A: Group education is typically billable but has a low reimbursement rate. However, the one-on-one provider visit that occurs at this time can be billed as a clinical encounter.

Q: What else besides group visits can individual health care professionals do to improve medication adherence by their patients with diabetes?

A: A patient-centered approach is the most important. Each patient is going to have their barriers, their challenges, and their successes. Have an open and nonjudgmental conversation by, for example, just asking, “Have you been able to take the medicines? What challenges have you had? How can I help you? What questions can I answer? Is cost an issue?” It’s well established that health care professionals need to participate in shared decision-making with their patients and use patient-centered approaches.

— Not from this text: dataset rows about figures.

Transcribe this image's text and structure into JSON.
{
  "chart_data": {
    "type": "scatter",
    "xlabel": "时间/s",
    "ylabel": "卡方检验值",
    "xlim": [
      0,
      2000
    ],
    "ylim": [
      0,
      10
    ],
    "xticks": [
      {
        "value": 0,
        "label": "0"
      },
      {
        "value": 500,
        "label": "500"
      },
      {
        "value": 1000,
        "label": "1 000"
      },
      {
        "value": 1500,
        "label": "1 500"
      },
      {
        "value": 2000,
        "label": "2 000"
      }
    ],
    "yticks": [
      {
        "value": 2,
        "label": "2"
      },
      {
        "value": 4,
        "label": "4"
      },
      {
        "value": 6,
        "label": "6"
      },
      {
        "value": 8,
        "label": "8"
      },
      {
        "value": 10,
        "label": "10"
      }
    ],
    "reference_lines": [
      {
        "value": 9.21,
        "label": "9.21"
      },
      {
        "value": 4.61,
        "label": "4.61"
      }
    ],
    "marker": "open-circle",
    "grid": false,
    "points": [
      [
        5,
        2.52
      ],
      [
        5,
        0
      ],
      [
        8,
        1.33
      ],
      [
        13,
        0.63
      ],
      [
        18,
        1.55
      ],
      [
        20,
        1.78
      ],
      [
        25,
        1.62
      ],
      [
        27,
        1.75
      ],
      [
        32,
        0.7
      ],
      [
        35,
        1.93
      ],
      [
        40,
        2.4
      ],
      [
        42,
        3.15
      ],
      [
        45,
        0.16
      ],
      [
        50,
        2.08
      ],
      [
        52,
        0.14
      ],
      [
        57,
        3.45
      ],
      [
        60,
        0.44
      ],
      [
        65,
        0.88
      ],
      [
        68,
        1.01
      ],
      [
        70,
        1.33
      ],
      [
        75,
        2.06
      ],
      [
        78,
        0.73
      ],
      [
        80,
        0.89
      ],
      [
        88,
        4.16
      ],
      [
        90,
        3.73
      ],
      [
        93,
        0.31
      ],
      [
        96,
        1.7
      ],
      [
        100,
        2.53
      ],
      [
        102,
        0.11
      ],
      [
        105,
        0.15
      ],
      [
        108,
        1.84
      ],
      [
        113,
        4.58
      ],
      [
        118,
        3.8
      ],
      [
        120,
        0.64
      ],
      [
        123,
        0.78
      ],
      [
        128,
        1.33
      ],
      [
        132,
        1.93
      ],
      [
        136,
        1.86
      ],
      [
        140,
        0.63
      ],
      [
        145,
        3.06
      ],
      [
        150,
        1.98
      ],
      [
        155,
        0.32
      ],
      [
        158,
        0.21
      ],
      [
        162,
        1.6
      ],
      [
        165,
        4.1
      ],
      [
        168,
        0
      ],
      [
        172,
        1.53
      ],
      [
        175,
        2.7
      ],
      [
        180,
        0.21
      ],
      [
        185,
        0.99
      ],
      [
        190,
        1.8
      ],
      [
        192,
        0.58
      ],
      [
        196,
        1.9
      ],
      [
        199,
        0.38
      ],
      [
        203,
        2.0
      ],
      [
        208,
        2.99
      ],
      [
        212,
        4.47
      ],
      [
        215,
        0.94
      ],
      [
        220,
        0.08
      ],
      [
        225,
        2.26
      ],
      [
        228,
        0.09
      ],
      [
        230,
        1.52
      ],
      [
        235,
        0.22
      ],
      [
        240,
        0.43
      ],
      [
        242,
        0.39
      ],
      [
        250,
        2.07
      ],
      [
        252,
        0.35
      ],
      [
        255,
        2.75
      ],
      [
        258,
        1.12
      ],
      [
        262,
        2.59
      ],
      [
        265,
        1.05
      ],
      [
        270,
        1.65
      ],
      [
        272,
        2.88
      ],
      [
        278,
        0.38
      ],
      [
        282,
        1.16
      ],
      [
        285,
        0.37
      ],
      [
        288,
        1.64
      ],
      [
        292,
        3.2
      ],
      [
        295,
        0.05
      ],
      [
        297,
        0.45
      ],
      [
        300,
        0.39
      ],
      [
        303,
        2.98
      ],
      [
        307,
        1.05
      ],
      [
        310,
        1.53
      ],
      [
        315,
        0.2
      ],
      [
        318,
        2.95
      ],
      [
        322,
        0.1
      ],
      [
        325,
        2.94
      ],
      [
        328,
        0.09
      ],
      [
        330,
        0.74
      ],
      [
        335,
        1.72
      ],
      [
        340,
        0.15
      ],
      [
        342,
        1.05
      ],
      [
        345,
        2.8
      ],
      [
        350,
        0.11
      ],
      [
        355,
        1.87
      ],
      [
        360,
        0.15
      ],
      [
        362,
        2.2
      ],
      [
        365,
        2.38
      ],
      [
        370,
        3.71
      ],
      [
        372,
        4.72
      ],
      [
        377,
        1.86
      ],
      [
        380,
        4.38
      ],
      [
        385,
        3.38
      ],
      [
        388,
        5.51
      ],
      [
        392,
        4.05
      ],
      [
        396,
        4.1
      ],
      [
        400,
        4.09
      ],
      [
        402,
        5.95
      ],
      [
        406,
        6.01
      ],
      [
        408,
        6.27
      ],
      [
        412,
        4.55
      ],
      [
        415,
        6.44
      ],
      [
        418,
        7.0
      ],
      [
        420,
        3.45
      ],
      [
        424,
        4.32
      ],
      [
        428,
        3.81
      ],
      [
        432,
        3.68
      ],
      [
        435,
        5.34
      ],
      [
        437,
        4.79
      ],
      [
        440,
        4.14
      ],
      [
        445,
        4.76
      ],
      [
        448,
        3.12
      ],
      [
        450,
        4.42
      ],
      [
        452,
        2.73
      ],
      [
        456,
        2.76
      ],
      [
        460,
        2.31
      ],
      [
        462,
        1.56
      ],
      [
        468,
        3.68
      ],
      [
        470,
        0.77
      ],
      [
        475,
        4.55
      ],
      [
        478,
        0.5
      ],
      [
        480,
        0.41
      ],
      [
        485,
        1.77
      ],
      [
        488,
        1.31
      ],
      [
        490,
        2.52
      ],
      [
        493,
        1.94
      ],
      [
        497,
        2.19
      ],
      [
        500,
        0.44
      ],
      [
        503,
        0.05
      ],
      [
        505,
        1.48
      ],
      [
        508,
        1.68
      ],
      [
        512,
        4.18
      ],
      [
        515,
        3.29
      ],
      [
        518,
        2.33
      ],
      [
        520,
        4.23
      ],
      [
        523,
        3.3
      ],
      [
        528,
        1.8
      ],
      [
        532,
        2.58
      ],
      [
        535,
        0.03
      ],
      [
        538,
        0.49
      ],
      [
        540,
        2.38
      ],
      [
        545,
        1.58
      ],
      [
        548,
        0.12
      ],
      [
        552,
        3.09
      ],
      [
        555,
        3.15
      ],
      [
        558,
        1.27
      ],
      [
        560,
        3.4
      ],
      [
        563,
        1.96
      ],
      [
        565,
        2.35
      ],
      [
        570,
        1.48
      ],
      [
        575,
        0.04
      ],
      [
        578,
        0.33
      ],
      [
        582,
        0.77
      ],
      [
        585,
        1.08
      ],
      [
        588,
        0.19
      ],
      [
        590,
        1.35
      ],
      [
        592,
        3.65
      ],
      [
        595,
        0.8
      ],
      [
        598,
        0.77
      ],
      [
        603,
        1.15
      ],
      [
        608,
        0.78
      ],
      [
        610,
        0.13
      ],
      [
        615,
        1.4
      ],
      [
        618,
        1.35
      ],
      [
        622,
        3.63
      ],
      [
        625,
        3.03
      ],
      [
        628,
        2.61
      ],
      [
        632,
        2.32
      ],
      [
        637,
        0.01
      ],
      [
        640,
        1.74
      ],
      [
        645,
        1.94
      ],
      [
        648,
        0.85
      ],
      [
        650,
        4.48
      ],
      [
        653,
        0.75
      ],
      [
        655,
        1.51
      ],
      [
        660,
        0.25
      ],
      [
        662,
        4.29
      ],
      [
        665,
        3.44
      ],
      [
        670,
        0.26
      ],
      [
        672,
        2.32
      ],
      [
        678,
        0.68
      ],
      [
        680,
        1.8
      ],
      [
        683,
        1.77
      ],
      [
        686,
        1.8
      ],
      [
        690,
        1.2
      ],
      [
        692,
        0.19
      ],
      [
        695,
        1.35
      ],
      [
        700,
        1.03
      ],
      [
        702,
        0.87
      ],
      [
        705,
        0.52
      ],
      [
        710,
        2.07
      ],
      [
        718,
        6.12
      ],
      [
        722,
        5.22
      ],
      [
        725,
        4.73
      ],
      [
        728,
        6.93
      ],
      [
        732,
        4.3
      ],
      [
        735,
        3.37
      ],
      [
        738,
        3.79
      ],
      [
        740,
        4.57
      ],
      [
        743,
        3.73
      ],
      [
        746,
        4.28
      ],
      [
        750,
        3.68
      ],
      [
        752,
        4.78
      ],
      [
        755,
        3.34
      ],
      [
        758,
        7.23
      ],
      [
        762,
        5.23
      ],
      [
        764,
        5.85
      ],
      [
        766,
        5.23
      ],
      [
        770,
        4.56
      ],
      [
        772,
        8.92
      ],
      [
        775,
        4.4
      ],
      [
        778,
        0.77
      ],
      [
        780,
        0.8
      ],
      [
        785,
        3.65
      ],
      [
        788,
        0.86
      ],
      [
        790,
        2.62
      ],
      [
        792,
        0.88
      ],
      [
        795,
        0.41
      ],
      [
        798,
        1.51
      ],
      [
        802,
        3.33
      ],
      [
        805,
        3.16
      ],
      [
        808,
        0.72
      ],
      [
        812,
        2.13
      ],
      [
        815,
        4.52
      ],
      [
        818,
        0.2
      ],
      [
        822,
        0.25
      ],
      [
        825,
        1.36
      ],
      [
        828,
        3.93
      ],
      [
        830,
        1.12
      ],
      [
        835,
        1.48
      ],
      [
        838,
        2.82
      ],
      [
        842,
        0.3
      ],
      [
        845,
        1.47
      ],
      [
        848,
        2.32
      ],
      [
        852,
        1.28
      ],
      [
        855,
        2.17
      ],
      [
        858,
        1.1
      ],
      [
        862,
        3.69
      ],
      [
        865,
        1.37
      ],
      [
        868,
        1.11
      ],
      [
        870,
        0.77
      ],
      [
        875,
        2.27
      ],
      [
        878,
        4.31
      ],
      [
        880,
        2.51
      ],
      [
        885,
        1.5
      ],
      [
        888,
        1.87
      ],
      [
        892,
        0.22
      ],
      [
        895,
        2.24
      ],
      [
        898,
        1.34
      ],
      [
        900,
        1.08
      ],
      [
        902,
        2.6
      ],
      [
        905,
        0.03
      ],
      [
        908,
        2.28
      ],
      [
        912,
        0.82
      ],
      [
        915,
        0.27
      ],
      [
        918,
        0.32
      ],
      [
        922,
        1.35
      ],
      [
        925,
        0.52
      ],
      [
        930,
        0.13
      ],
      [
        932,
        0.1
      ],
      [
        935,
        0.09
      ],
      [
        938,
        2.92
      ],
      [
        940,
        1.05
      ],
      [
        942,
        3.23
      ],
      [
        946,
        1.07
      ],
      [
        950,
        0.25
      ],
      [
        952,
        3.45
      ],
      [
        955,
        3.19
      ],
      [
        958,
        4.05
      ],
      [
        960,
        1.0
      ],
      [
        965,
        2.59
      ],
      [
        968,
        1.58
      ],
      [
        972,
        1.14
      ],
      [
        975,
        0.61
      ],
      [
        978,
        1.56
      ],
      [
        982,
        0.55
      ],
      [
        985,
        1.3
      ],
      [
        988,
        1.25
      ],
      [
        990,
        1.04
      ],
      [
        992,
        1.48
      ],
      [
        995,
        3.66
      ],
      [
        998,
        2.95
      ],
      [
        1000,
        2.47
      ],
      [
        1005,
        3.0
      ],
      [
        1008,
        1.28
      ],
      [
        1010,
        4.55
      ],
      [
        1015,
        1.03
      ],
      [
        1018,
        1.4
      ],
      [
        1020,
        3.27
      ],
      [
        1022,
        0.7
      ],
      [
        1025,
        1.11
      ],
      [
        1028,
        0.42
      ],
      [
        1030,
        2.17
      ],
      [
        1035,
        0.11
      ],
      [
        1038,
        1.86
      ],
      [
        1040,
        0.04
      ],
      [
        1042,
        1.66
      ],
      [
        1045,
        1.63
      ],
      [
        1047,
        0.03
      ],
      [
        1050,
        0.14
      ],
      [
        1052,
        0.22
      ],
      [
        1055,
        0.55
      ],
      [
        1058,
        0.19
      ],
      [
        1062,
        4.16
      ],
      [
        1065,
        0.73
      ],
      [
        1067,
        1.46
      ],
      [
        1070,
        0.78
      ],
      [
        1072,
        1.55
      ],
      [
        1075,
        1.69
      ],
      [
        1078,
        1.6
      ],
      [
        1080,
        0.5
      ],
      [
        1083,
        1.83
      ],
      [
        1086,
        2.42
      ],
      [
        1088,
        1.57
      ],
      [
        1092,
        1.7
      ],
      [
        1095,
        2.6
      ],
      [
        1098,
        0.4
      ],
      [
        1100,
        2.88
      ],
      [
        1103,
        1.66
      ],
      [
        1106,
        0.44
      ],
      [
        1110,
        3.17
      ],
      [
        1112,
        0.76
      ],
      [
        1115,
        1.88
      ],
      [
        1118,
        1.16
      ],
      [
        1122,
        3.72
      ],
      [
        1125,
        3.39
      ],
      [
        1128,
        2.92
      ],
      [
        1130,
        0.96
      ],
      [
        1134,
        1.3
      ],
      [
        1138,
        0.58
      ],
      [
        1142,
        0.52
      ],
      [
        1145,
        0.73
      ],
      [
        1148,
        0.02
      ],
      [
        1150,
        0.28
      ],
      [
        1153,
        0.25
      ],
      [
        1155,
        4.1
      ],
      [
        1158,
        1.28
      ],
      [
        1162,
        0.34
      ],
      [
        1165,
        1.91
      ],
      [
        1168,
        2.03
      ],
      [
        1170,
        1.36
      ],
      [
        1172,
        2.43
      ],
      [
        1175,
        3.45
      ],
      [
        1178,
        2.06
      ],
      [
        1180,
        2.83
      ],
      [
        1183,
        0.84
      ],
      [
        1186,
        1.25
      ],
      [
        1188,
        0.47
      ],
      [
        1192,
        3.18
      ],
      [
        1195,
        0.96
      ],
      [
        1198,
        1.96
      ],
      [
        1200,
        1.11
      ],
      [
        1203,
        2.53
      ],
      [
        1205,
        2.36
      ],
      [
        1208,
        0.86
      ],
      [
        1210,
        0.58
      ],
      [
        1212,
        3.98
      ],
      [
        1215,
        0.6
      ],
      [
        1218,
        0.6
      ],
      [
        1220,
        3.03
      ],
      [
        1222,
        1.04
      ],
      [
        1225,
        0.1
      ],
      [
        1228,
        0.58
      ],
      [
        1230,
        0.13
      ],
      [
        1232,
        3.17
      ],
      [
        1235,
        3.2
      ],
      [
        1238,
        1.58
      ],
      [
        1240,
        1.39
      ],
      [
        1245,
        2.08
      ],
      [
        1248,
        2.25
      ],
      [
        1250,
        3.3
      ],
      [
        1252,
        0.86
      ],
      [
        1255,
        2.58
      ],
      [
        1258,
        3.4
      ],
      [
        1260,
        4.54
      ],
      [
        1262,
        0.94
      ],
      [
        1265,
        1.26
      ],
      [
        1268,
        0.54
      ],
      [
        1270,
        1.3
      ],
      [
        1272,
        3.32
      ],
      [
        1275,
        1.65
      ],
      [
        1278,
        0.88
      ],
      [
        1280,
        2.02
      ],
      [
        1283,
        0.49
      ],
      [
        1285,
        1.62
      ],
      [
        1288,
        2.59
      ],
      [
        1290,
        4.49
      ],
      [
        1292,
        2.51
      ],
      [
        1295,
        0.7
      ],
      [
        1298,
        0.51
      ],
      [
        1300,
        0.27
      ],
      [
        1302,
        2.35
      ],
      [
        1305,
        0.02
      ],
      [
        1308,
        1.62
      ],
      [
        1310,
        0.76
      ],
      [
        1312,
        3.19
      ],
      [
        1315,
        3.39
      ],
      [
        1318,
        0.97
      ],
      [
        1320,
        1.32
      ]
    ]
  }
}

Q: What research topics need to be explored so that medication adherence is better understood and addressed?

A: We need to understand how to approach the conversation around cost with patients. How do providers destigmatize cost, so that patients feel this is a conversation they can have with them?

We also need research on how to advance price transparency. Often, I prescribe medicines and I don’t know what the out-of-pocket cost is going to be for the patient. It would be great if I could type in a prescription and a window pops up that says, “This patient’s copay is going to be $1,000 a month.” At that moment, I could then say, “This may not be the right medication for you. Let’s find something else that’s similar.” Why does the patient have to go to the pharmacy to figure out that they can’t afford it and then call me, or bring it up at the next visit after they haven’t been taking the medicine for those intervening months?